Why Glot Chose to Solve Interpretation?
Most companies in the language space are solving translation. Glot went in a different direction. We chose to solve interpretation.
When we started Glot, we spent a long time watching how people actually communicate across languages. We sat in on meetings, listened to calls, followed conversations at trade fairs and business dinners. We paid attention to what was landing and what was getting lost.
Where Translation Starts to Break Down
The words usually travelled fine. Where things kept falling apart was in the layers underneath.
A sentence like "we will consider it" can carry completely different weight depending on how it is said. Spoken with warmth, it means genuine interest. Spoken with a flat tone and a quick pivot to the next topic, it means the conversation is over. That difference decides what happens next in a negotiation, and most language tools have no way of picking it up.
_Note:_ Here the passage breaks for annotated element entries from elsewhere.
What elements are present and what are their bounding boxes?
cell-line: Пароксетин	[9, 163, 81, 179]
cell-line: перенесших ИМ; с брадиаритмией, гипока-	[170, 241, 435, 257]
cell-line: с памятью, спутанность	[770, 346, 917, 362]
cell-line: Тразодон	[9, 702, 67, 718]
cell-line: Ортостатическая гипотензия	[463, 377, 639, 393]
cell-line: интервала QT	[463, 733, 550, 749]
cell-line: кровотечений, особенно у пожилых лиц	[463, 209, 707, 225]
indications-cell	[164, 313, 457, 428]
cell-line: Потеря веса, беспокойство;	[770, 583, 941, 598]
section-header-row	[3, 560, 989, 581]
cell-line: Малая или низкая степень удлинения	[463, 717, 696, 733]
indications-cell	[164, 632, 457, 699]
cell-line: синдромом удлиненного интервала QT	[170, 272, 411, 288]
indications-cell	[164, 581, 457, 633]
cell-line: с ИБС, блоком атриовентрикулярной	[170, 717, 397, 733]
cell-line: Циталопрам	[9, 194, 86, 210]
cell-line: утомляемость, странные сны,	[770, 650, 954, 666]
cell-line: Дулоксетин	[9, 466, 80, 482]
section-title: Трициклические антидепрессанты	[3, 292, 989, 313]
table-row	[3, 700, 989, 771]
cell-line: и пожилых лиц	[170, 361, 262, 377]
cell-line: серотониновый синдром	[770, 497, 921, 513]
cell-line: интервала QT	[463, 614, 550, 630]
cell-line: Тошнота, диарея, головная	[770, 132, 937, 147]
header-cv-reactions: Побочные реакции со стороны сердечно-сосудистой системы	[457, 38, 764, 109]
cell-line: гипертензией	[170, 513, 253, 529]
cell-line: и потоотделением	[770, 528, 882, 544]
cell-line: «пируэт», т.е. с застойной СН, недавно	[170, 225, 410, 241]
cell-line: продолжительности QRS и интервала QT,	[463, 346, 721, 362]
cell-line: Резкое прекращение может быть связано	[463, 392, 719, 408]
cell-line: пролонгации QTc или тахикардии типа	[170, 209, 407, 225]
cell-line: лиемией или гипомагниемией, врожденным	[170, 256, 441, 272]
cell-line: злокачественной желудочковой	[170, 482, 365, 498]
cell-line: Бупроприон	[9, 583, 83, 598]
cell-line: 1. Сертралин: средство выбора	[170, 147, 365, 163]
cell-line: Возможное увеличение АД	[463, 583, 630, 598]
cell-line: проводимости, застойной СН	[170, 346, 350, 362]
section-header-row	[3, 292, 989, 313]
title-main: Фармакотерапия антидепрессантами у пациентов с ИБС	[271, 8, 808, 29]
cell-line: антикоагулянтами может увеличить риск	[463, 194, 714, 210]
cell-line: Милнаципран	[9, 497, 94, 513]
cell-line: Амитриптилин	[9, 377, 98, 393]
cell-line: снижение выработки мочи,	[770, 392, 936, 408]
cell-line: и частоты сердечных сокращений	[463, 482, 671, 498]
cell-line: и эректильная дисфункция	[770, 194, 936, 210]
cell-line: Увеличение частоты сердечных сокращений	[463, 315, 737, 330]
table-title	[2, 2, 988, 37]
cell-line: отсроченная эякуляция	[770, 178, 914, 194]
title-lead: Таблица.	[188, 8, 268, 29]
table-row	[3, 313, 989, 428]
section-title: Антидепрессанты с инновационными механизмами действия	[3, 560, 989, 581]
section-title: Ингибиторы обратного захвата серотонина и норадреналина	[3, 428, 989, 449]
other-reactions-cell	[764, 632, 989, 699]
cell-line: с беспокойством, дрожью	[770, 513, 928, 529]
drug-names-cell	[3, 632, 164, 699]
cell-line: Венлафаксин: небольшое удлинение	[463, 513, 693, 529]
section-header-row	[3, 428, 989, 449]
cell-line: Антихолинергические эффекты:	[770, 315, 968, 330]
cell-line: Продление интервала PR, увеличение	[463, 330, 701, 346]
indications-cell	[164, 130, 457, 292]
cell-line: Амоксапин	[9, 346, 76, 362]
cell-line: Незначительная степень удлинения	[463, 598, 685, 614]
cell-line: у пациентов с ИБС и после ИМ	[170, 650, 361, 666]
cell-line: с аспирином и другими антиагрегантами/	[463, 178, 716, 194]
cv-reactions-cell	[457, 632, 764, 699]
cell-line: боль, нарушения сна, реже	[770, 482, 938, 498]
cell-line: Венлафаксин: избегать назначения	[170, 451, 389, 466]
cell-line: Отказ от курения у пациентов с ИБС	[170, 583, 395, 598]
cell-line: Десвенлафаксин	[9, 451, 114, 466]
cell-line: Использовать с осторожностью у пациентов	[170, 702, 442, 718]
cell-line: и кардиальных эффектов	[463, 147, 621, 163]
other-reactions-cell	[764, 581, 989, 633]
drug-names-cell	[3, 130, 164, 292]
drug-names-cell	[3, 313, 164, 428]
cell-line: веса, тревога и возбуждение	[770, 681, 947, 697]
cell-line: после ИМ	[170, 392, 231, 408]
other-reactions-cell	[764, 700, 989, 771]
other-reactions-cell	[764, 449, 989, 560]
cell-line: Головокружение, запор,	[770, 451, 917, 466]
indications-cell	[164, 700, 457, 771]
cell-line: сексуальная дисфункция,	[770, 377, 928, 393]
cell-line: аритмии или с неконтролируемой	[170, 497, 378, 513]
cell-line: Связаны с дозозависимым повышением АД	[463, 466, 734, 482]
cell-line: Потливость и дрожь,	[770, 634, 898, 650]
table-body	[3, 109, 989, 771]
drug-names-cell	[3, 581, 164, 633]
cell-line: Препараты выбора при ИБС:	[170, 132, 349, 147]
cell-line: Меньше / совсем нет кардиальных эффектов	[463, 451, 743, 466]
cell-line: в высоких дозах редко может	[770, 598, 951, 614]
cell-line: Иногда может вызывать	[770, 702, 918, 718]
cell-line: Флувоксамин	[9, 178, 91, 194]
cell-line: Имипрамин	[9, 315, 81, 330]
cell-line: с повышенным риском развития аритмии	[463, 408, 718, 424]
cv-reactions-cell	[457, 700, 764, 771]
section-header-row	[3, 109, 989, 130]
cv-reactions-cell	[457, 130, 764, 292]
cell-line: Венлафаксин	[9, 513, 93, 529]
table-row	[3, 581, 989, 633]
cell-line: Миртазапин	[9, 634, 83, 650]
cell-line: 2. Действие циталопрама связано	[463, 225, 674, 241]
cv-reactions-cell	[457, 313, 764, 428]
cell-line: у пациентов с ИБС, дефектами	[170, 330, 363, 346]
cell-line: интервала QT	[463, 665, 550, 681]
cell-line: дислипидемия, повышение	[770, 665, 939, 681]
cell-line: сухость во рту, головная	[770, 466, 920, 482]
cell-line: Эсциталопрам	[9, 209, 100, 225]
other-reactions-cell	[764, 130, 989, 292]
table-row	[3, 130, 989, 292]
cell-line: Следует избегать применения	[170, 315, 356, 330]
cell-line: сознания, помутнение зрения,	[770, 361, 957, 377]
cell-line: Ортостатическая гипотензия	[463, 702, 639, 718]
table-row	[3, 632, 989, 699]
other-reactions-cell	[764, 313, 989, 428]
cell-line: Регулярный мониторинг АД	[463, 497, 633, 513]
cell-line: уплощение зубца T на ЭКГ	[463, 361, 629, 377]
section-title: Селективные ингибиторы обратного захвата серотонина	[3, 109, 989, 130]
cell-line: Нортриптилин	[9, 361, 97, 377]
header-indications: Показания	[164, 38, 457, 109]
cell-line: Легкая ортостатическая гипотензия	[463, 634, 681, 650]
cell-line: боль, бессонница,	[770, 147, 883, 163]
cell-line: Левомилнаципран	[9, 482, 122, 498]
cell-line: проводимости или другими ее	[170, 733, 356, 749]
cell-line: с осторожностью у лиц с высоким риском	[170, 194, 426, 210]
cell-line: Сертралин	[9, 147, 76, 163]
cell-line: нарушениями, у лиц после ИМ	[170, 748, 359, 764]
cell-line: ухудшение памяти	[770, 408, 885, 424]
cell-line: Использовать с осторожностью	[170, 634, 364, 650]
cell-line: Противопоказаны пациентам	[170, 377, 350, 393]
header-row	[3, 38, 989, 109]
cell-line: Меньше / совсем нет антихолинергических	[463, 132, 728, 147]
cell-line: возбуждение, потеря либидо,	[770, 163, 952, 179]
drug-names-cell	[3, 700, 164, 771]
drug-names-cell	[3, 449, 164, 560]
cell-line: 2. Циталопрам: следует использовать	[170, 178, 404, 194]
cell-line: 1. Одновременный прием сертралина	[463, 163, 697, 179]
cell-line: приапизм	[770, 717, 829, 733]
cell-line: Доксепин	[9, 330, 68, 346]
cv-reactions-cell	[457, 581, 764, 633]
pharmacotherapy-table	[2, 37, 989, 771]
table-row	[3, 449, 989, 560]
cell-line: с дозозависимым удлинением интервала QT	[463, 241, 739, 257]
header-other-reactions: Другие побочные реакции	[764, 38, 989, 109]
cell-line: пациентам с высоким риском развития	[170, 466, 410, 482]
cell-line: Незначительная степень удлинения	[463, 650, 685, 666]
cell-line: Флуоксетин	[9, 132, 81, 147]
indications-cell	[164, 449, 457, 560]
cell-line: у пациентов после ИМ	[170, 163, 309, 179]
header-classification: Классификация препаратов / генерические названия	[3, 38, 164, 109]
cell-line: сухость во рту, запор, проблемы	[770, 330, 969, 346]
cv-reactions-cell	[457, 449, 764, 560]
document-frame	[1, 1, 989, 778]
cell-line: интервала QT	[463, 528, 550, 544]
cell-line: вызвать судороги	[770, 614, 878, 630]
We also noticed that people adjust how they communicate when they know their words will go through a translation tool. They flatten their language. They avoid subtlety. They leave out the texture that makes a conversation human, because they know it will not survive the process. Over time, this changes the way people relate to each other across languages. Conversations become transactional. The trust building moments quietly disappear.
What We Believe Communication Should Preserve
Glot was started because those observations bothered us. The problem we kept seeing was that meaning, tone, and intent were consistently getting lost, and nobody was treating that as the core issue.
The entire industry was focused on making word conversion faster and more accurate, which is valuable work, but it was not addressing what we were seeing in real conversations.
Glot chose to work on interpretation because interpretation is what a good human interpreter has always done. They listen to the full weight of what someone is saying and they make sure that weight arrives on the other side.
The hesitation. The warmth. The firmness.
All of it.
That is the standard Glot measures itself against.
We are still early. Glot has a long way to go. But the direction is clear, and every conversation we have about what Glot should become keeps coming back to this same starting point:
People deserve to be fully understood when they speak, regardless of what language they are using.